El suspiró, derrotado por la amenaza.

—Marcaré lo que tengo programado para hoy —examinó su agenda del 3 de enero de 1992: preveía una concienzuda actitud profesional—. Si me atengo al programa —dijo cautelosamente—, ¿harás tú lo mismo? —esperó; no estaba dispuesto a comprometerse tontamente mientras su esposa no hubiese aceptado imitarlo.

—Mi programa de hoy incluye una depresión culposa de seis horas —respondió Irán.

—¿Cómo? ¿Por qué has programado eso? —iba contra la finalidad misma del órgano de ánimos—. Ni siquiera sabía que se pudiera marcar algo semejante —dijo con tristeza.

—Una tarde yo estaba aquí —dijo Irán—, mirando, naturalmente, al Amigo Buster y sus Amigos Amistosos, que hablaba de una gran noticia que iba a dar, cuando pasaron ese anuncio terrible que odio, ya sabes, el del Protector Genital de Plomo Mountibank, y apagué el sonido por un instante.

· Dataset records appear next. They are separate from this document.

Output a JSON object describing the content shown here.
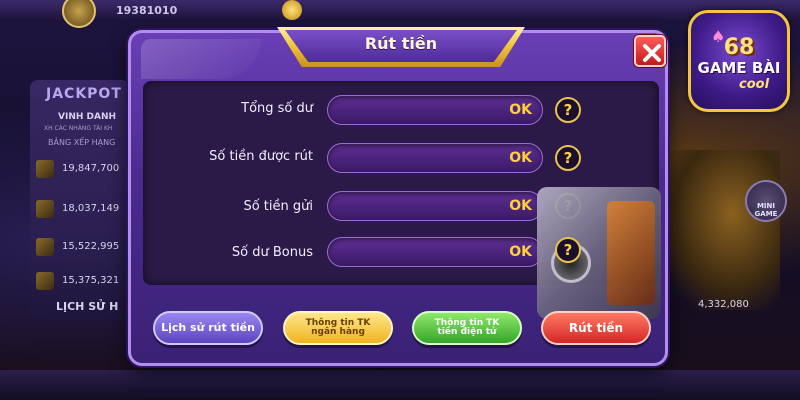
{
  "background": {
    "user_id": "19381010",
    "jackpot_label": "JACKPOT",
    "honor_title": "VINH DANH",
    "honor_sub": "XH CÁC NHÀNG TÀI KH",
    "ranking_label": "BẢNG XẾP HẠNG",
    "rows": [
      "19,847,700",
      "18,037,149",
      "15,522,995",
      "15,375,321"
    ],
    "history_label": "LỊCH SỬ H",
    "right_amount": "4,332,080",
    "mini_game_label": "MINI GAME"
  },
  "logo": {
    "number": "68",
    "main": "GAME BÀI",
    "sub": "cool"
  },
  "dialog": {
    "title": "Rút tiền",
    "rows": [
      {
        "label": "Tổng số dư",
        "value": "OK"
      },
      {
        "label": "Số tiền được rút",
        "value": "OK"
      },
      {
        "label": "Số tiền gửi",
        "value": "OK"
      },
      {
        "label": "Số dư Bonus",
        "value": "OK"
      }
    ],
    "help_glyph": "?",
    "buttons": {
      "history": "Lịch sử rút tiền",
      "bank_line1": "Thông tin TK",
      "bank_line2": "ngân hàng",
      "ewallet_line1": "Thông tin TK",
      "ewallet_line2": "tiền điện tử",
      "withdraw": "Rút tiền"
    }
  },
  "colors": {
    "dialog_bg": "#4a2a8f",
    "title_gold": "#f3c740",
    "value_text": "#ffd23a",
    "close_red": "#c21a1a"
  },
  "icons": {
    "close": "close-icon",
    "help": "question-mark-icon",
    "safe": "safe-icon"
  }
}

Y entonces oí los ruidos de la casa, de este edificio, y escuché los... —hizo un gesto.

—Los apartamentos vacíos —completó Rick; a veces también él escuchaba cuando debía suponerse que dormía. Y sin embargo en esa época, un edificio de apartamentos en comunidad ocupado a medias tenía una situación elevada en el plan de densidad de población. En lo que antes de la guerra habían sido los suburbios, era posible encontrar edificios totalmente vacíos, o por lo menos eso había oído decir... Como la mayoría de la gente, dejó que la información le llegara de segunda mano; el interés no le alcanzaba para comprobarla personalmente.

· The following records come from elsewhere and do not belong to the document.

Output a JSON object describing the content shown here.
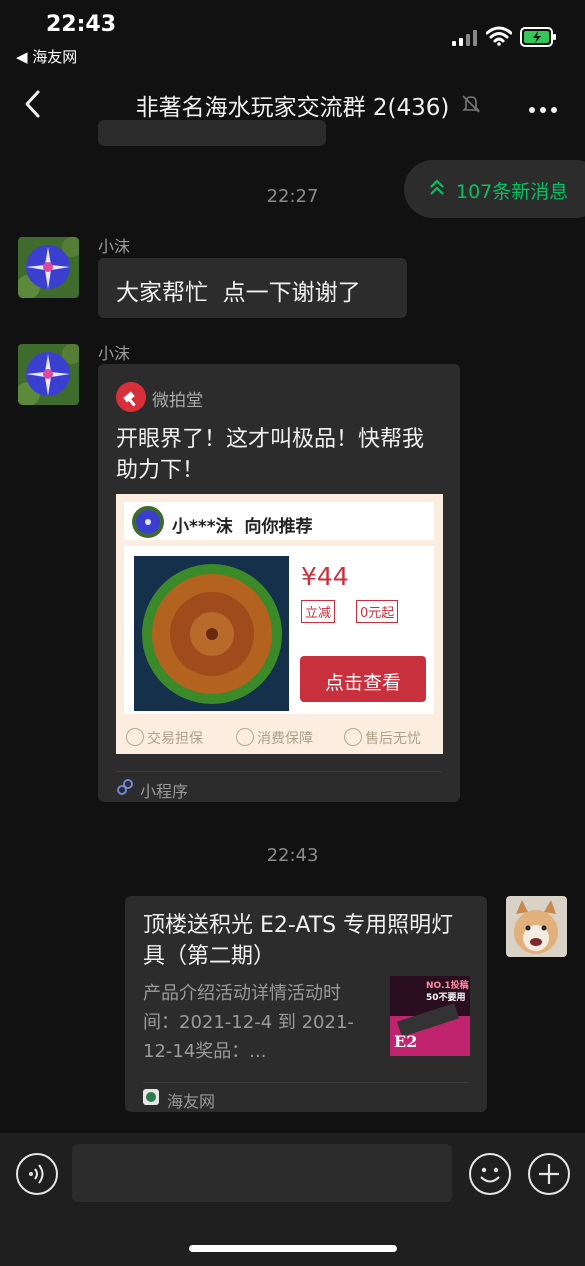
{
  "status_bar": {
    "time": "22:43",
    "back_app_label": "◀ 海友网"
  },
  "nav": {
    "title": "非著名海水玩家交流群 2(436)"
  },
  "new_messages": {
    "label": "107条新消息"
  },
  "timestamps": [
    "22:27",
    "22:43"
  ],
  "messages": [
    {
      "sender": "小沫",
      "text": "大家帮忙  点一下谢谢了"
    },
    {
      "sender": "小沫",
      "card": {
        "source": "微拍堂",
        "title": "开眼界了！这才叫极品！快帮我助力下！",
        "recommender": "小***沫  向你推荐",
        "price": "¥44",
        "tag_discount": "立减",
        "tag_start": "0元起",
        "cta": "点击查看",
        "guarantees": [
          "交易担保",
          "消费保障",
          "售后无忧"
        ],
        "footer": "小程序"
      }
    },
    {
      "sender": "me",
      "link_card": {
        "title": "顶楼送积光 E2-ATS 专用照明灯具（第二期）",
        "desc": "产品介绍活动详情活动时间：2021-12-4 到 2021-12-14奖品：...",
        "thumb_line1": "NO.1投稿",
        "thumb_line2": "50不要用",
        "thumb_brand": "E2",
        "source": "海友网"
      }
    }
  ],
  "colors": {
    "accent_green": "#07c160",
    "red": "#c8303d",
    "bg": "#111111",
    "bubble": "#2c2c2c"
  }
}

—En ese momento —continuó Irán—, mientras el sonido de la TV estaba apagado, yo estaba en el ánimo 382; acababa de marcarlo. Por eso, aunque percibí intelectualmente la soledad, no la sentí. La primera reacción fue de gratitud por poder disponer de un órgano de ánimos Penfield; pero luego comprendí qué poco sano era sentir la ausencia de vida, no sólo en esta casa sino en todas partes, y no reaccionar... ¿Comprendes? Me figuro que no. Pero antes eso era una señal de enfermedad mental. Lo llamaban “ausencia de respuesta afectiva adecuada”. Entonces, dejé apagado el sonido de la TV y empecé a experimentar con el órgano de ánimos. Y por fin logré encontrar un modo de marcar la desesperación —su carita oscura y alegre mostraba satisfacción, como si hubiese conseguido algo de valor—. La he incluido dos veces por mes en mi programa.

Me parece razonable dedicar ese tiempo a sentir la desesperanza de todo, de quedarse aquí, en la Tierra, cuando toda la gente lista se ha marchado, ¿no crees?